The Hallways are endlessly long and dimly lit. I walk along the path our country’s leaders would have walked, rushed secretly through the blast doors and into the decontamination chambers where they would have been forced to strip, burn their clothes and be blasted with water. After that, those not suffering from injuries would have been led to a room full of bunk beds and a small TV. Another room includes a painted mural of Washington, D.C. intended to act a s a backdrop for the politicians speaking to the people of a country under attack, if not already destroyed. The architects hope the familiar site of the Capital building would ease the minds of Americans left alive after a nuclear explosion.

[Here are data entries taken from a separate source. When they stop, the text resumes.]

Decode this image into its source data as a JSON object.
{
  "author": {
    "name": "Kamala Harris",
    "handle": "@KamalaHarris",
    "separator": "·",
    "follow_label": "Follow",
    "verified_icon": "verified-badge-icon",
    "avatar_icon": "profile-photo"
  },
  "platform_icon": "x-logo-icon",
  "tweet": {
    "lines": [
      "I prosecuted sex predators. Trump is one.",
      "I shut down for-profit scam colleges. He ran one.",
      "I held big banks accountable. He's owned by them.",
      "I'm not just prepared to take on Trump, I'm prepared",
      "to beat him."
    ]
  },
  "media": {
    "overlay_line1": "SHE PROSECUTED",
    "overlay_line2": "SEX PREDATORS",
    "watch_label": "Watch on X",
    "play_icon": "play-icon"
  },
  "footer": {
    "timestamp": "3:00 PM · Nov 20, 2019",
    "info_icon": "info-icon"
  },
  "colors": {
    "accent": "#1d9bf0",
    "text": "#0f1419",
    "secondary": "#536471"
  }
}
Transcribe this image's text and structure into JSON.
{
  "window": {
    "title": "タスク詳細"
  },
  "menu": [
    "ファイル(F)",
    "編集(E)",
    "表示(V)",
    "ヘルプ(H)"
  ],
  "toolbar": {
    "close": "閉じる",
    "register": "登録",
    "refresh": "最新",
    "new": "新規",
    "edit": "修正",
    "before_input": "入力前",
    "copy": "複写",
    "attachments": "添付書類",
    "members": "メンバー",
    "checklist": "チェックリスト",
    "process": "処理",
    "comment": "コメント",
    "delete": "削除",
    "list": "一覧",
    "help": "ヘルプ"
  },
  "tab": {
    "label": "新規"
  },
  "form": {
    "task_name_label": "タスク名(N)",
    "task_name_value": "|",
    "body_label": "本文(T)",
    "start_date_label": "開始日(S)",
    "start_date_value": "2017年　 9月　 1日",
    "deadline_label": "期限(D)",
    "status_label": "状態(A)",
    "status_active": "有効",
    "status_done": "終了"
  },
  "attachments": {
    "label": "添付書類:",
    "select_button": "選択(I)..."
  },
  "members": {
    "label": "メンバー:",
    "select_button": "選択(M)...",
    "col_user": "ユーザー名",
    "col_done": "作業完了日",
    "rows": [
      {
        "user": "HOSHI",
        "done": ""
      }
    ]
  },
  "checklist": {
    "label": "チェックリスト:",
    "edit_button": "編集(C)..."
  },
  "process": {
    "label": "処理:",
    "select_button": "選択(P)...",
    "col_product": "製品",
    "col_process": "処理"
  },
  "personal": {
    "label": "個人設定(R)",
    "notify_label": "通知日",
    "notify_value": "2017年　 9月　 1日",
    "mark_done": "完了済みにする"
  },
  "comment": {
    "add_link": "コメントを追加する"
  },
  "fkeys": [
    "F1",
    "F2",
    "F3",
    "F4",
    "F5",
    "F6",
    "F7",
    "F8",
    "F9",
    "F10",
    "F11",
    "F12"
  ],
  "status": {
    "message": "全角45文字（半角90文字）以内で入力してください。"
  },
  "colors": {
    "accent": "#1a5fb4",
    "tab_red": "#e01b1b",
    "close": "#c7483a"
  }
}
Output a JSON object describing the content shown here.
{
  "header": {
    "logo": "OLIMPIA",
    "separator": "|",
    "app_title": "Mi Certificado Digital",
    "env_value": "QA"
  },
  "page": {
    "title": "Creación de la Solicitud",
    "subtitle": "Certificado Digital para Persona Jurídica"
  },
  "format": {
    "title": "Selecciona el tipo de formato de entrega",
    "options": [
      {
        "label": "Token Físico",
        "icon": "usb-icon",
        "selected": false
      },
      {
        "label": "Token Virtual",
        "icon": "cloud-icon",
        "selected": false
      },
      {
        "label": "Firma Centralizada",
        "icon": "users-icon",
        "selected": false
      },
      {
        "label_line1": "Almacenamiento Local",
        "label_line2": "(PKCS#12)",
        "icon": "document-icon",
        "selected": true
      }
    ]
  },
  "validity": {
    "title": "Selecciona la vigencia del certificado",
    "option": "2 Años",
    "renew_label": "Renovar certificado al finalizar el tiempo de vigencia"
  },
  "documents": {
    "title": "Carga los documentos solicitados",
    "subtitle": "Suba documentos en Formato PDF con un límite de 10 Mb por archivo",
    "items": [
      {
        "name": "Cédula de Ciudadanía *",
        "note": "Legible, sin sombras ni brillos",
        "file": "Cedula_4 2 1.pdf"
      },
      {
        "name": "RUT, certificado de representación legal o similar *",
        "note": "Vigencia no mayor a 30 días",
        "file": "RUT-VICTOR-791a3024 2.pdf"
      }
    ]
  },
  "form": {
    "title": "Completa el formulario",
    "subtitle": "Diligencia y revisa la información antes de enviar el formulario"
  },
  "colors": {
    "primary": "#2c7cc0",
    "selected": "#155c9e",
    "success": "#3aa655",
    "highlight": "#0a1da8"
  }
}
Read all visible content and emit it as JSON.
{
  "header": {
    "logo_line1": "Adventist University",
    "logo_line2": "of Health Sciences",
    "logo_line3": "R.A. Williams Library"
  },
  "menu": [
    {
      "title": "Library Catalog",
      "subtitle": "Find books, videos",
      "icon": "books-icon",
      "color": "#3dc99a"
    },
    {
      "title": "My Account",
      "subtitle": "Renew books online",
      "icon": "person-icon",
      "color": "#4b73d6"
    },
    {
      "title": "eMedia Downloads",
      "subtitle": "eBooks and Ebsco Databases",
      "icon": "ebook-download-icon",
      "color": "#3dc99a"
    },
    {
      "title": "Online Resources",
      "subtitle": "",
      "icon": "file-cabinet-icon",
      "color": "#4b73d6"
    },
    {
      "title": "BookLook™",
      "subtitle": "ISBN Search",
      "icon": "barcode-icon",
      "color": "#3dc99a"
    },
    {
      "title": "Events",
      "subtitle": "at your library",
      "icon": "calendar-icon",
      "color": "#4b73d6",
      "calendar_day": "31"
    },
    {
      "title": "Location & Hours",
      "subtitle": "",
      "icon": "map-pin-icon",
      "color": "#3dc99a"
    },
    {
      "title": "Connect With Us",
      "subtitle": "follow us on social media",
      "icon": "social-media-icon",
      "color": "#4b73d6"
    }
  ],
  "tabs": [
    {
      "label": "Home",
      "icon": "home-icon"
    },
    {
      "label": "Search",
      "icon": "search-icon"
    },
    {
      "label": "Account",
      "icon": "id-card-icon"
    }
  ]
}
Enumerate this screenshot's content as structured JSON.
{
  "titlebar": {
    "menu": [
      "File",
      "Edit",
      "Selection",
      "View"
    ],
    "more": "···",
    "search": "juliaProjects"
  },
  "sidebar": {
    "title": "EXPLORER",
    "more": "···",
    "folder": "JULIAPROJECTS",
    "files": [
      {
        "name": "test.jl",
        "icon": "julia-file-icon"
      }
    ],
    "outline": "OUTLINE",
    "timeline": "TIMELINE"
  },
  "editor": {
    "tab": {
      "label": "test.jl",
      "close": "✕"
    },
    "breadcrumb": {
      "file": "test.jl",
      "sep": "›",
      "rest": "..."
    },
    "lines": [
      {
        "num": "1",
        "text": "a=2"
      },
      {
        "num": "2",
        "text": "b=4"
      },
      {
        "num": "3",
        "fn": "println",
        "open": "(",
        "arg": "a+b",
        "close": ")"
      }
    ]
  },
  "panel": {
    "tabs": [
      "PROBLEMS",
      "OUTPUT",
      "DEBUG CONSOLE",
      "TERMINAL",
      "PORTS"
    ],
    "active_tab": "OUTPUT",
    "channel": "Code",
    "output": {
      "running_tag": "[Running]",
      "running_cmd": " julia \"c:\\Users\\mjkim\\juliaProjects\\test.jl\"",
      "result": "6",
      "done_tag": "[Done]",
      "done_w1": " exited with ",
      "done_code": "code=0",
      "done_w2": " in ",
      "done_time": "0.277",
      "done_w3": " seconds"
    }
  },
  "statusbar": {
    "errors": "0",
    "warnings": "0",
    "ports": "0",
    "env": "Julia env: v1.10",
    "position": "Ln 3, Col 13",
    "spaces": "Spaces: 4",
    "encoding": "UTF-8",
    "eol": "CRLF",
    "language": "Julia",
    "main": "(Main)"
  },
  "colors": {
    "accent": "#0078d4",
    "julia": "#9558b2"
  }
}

This is the Greenbrier, an opulent resort tucked away in the mountains of West Virginia in White Sulphur Springs. The hotel, with a dazzling if kitschy interior designed by Dorothy Draper, has a proud history of hosting diplomats, royalty and presidents. A recent addition includes a casino built beneath the front driveway. Beyond the hotel’s lavish wings is a giant metal door, covered in draper wallpaper and hidden in plain sight. From 1958-1995 the Greenbrier was also the home to a 112,544-square-foot secret bunker meant to host the House of Representatives and Senate in the event of nuclear attack. Before the Washington Post’s 1992 expose on the facility, it was maintained in a state of constant, paranoid readiness. A group of government employees, under the guise of TV repairman for the hotel, guarded and maintained the bunker until it was decommissioned.
The Greenbrier Bunker is now a well persevered time capsule. Its function varies between hosting a cooking school, bunker tours, and visiting football teams. The hotel leases the rest of the space with its own functioning power plant to Fortune 500 companies for their computer servers. Yet the history of fear and paranoia it represents are eerily familiar in our current political climate.